Modify the amount of calibration data, the model accuracy after int8 quantization is actually higher than the original model accuracy
def get_imagenet(dataset_dir=’…/dataset/CIFAR10’, batch_size=32):
normalize = transforms.Normalize(mean=[0.485, 0.456, 0.406],
std=[0.229, 0.224, 0.225])
train_transform = transforms.Compose([
# transforms.Resize(256),
transforms.RandomResizedCrop(32),
transforms.RandomHorizontalFlip(),
transforms.ToTensor(),
normalize,
])
test_transform = transforms.Compose([
transforms.ToTensor(),
normalize,
])
train_dataset = datasets.CIFAR10(root=dataset_dir, train=True, transform=train_transform, download=True)
test_dataset = datasets.CIFAR10(root=dataset_dir, train=False, transform=test_transform, download=True)
trainloader = DataLoader(train_dataset, batch_size=batch_size, num_workers=NUM_WORKERS,
pin_memory=True, shuffle=False)
testloader = DataLoader(test_dataset, batch_size=batch_size, num_workers=NUM_WORKERS,
pin_memory=True, shuffle=False)
return trainloader, testloader
class quantizeModel(object):
def __init__(self):
super(quantizeModel, self).__init__()
self.device = torch.device('cuda:0' if torch.cuda.is_available() else 'cpu')
self.train_loader, self.test_loader = get_imagenet()
self.quant()
def quant(self):
model = self.load_model()
model.eval()
self.print_size_of_model(model)
self.validate(model, "original_resnet18", self.test_loader)
model.fuse_model()
self.print_size_of_model(model)
self.quantize(model)
def load_model(self):
model = resnet18()
state_dict = torch.load("CIFAR10_resnet18.pth", map_location=self.device)
model.load_state_dict(state_dict)
model.to(self.device)
return model
def print_size_of_model(self, model):
torch.save(model.state_dict(), "temp.p")
print('Size (MB):', os.path.getsize("temp.p") / 1e6)
os.remove('temp.p')
def validate(self, model, name, data_loader):
with torch.no_grad():
correct = 0
total = 0
acc = 0
for data in data_loader:
images, labels = data
images, labels = images.to(self.device), labels.to(self.device)
output = model(images)
_, predicted = torch.max(output, dim=1)
total += labels.size(0)
correct += (predicted == labels).sum().item()
if total == 1024: #calibration data
break
acc = round(100 * correct / total, 3)
print('{{"metric": "{}_val_accuracy", "value": {}%}}'.format(name, acc))
return acc
def quantize(self, model):
#model.qconfig = torch.quantization.default_qconfig
#model.qconfig = torch.quantization.default_per_channel_qconfig
model.qconfig = torch.quantization.QConfig(
activation=torch.quantization.observer.MinMaxObserver.with_args(reduce_range=True),
weight=torch.quantization.observer.PerChannelMinMaxObserver.with_args(dtype=torch.qint8,
qscheme=torch.per_channel_affine))
pmodel = torch.quantization.prepare(model)
#calibration
self.validate(pmodel, "quntize_per_channel_resent18_train", self.train_loader)

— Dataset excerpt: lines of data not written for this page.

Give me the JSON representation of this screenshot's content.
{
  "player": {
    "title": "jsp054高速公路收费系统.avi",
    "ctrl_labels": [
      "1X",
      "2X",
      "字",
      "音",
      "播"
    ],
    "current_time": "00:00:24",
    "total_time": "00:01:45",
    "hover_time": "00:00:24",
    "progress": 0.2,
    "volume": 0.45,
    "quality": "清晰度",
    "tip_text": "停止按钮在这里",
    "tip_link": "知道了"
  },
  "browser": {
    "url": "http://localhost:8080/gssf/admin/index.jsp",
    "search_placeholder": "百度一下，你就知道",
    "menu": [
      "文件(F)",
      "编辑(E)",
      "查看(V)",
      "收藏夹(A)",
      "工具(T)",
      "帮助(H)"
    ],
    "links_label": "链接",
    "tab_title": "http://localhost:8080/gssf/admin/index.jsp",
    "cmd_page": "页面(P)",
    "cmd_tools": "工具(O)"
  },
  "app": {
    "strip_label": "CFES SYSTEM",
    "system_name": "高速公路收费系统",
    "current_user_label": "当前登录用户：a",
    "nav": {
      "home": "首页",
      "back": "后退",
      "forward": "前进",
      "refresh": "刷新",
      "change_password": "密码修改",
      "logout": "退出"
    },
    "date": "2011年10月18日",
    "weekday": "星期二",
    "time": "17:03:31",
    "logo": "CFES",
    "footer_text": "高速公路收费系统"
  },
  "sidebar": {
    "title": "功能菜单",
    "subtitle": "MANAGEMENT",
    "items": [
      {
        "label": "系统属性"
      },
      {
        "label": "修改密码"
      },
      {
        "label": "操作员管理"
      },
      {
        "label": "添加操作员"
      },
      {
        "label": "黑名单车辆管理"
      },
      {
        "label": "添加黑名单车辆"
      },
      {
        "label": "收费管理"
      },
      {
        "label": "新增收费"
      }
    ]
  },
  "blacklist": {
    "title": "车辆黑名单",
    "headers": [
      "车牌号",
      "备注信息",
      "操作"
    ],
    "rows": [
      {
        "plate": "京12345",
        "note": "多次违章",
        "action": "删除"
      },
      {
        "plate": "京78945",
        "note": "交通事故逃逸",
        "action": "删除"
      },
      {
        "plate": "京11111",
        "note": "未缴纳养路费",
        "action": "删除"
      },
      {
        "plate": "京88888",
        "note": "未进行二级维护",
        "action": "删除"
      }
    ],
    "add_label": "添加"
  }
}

qmodel = torch.quantization.convert(pmodel)
self.validate(qmodel, "quntize_per_chaannel_resent18_test", self.test_loader)
self.print_size_of_model(qmodel)
torch.jit.save(torch.jit.script(qmodel), "quantization_per_channel_model18.pth")
Original model accuracy:71.76%
First quantification:batch_size:32 calibration data: 2048
Quantified model accuracy:71.51%
Second quantification:batch_size:32 calibration data: 1024
Quantified model accuracy:71.85%
Why the accuracy becomes higher after quantization?
In addition, I think that the total number of calibration data remains unchanged, the maximum and minimum range of activation should be fixed, and the quantization accuracy should also be fixed. However, it is found that the total number of calibration data remains unchanged, and if batch_size is modified, the accuracy after quantization will change. What is the reason?